Analysts at National Australia Bank suggest that they are increasingly worried about downside risks for the Australian economy and suggests that the international outlook also is not inspiring confidence as well.
“Our forecasts remain for GDP growth of around 1.7% in 2019, 2 ¼% in 2020 and 2 ½% in 2021 (as more expansionary policy kicks in). As per previous forecasts the key dynamics continue to be a weak household sector, with only modest growth in consumption and declining dwelling investment offset by strength in public spending, business investment and exports in the near term.”

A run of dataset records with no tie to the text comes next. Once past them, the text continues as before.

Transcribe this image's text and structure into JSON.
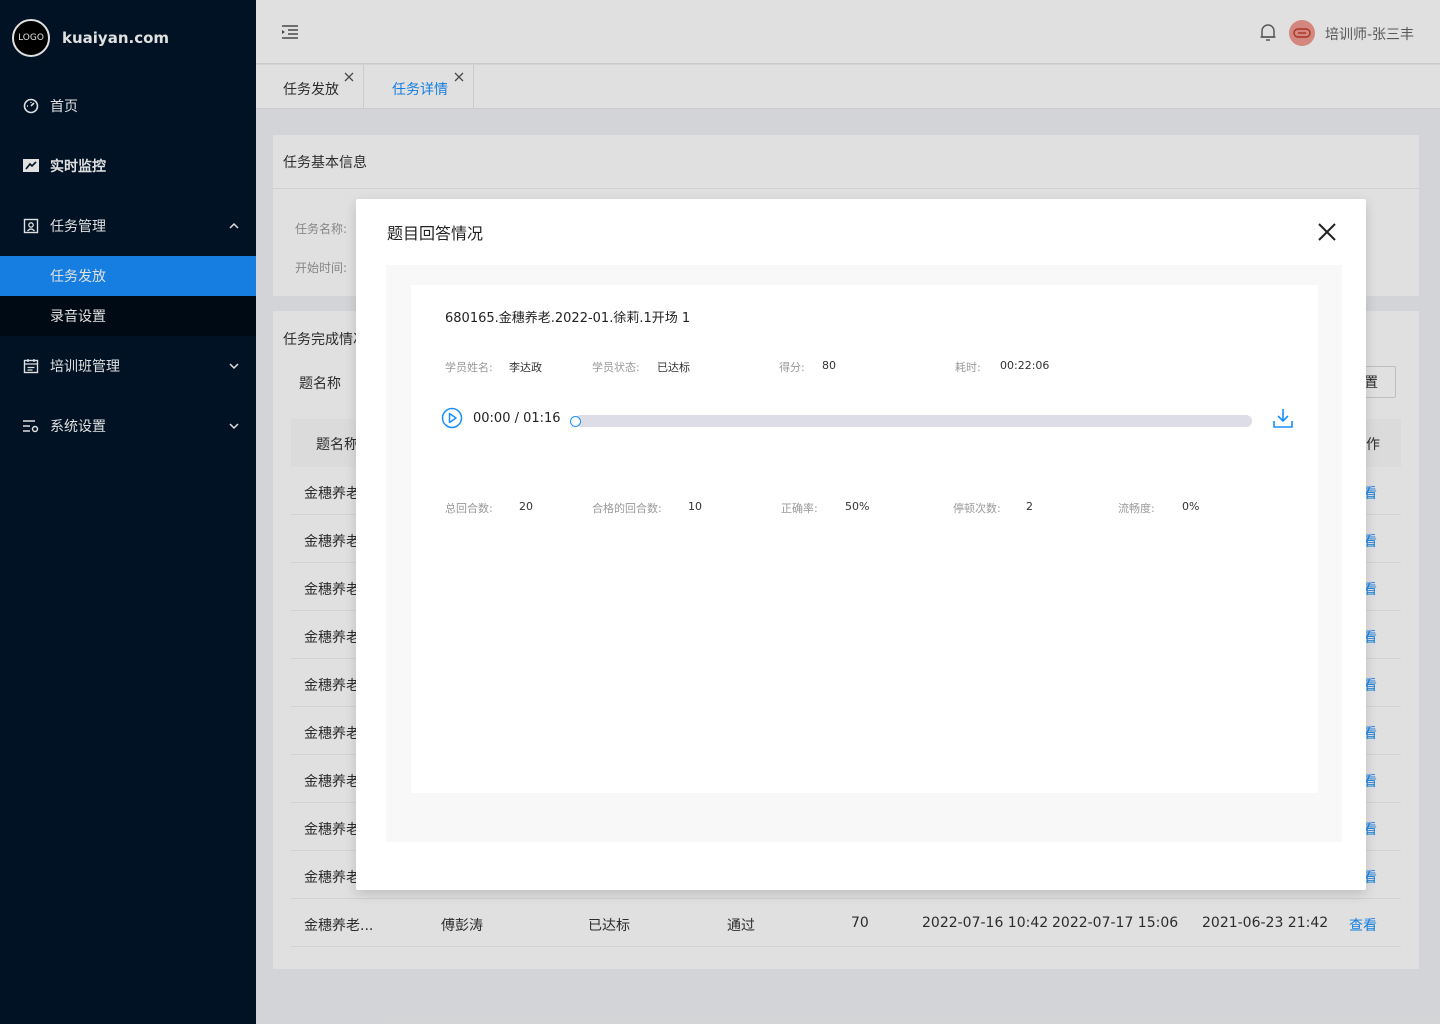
{
  "brand": {
    "logo_text": "LOGO",
    "site": "kuaiyan.com"
  },
  "sidebar": {
    "items": [
      {
        "label": "首页",
        "icon": "dashboard-icon"
      },
      {
        "label": "实时监控",
        "icon": "monitor-icon"
      },
      {
        "label": "任务管理",
        "icon": "task-icon",
        "expanded": true,
        "children": [
          {
            "label": "任务发放",
            "active": true
          },
          {
            "label": "录音设置"
          }
        ]
      },
      {
        "label": "培训班管理",
        "icon": "calendar-icon",
        "expanded": false
      },
      {
        "label": "系统设置",
        "icon": "settings-icon",
        "expanded": false
      }
    ]
  },
  "header": {
    "user": "培训师-张三丰"
  },
  "tabs": [
    {
      "label": "任务发放"
    },
    {
      "label": "任务详情",
      "active": true
    }
  ],
  "basic_info": {
    "title": "任务基本信息",
    "labels": [
      "任务名称:",
      "开始时间:"
    ]
  },
  "completion": {
    "title": "任务完成情况",
    "filter_label": "题名称",
    "search_button": "置",
    "headers": [
      "题名称",
      "作"
    ],
    "rows": [
      {
        "name": "金穗养老",
        "action": "看"
      },
      {
        "name": "金穗养老",
        "action": "看"
      },
      {
        "name": "金穗养老",
        "action": "看"
      },
      {
        "name": "金穗养老",
        "action": "看"
      },
      {
        "name": "金穗养老",
        "action": "看"
      },
      {
        "name": "金穗养老",
        "action": "看"
      },
      {
        "name": "金穗养老",
        "action": "看"
      },
      {
        "name": "金穗养老",
        "action": "看"
      },
      {
        "name": "金穗养老",
        "action": "看"
      }
    ],
    "last_row": {
      "name": "金穗养老...",
      "student": "傅彭涛",
      "status": "已达标",
      "result": "通过",
      "score": "70",
      "start": "2022-07-16 10:42",
      "end": "2022-07-17 15:06",
      "submitted": "2021-06-23 21:42",
      "action": "查看"
    }
  },
  "modal": {
    "title": "题目回答情况",
    "item_title": "680165.金穗养老.2022-01.徐莉.1开场 1",
    "student_name_label": "学员姓名:",
    "student_name": "李达政",
    "student_status_label": "学员状态:",
    "student_status": "已达标",
    "score_label": "得分:",
    "score": "80",
    "duration_label": "耗时:",
    "duration": "00:22:06",
    "player": {
      "time": "00:00 / 01:16",
      "progress": 0
    },
    "stats": {
      "total_rounds_label": "总回合数:",
      "total_rounds": "20",
      "qualified_rounds_label": "合格的回合数:",
      "qualified_rounds": "10",
      "accuracy_label": "正确率:",
      "accuracy": "50%",
      "pauses_label": "停顿次数:",
      "pauses": "2",
      "fluency_label": "流畅度:",
      "fluency": "0%"
    }
  }
}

“These below trend forecasts see no improvement in the degree of labour market spare capacity and we see the unemployment rate rising slightly, reaching 5.5% by mid to end-2020 and broadly remaining there over the forecasting period. With unemployment well above current estimates of full employment, a key implication is that wage growth will likely remain weak – though we do expect it to rise gradually.”
“We continue to expect the RBA to cut rates by 25 points by November – but are very aware that any further near term data weakness will see the October RBA meeting as live. With the Government seemingly reluctant to further boost fiscal policy in the near term we are moving to insert another cut into our rate profile. At this stage we have tentatively placed it in early 2020 (February).”
“With tax cuts making little impact on consumer spending (and probably won’t in the near term) and rate cuts taking time to impact we continue see a need for further fiscal stimulus, through new infrastructure spending or the pull-forward of tax cuts. Unless something meaningful is done on fiscal policy we would not rule out another cut (bringing the Official Cash rate to 0.25%) by mid-2020 together with non-conventional monetary policy. It should be noted that RBA growth forecasts are still at least 0.5ppt stronger than our projections.”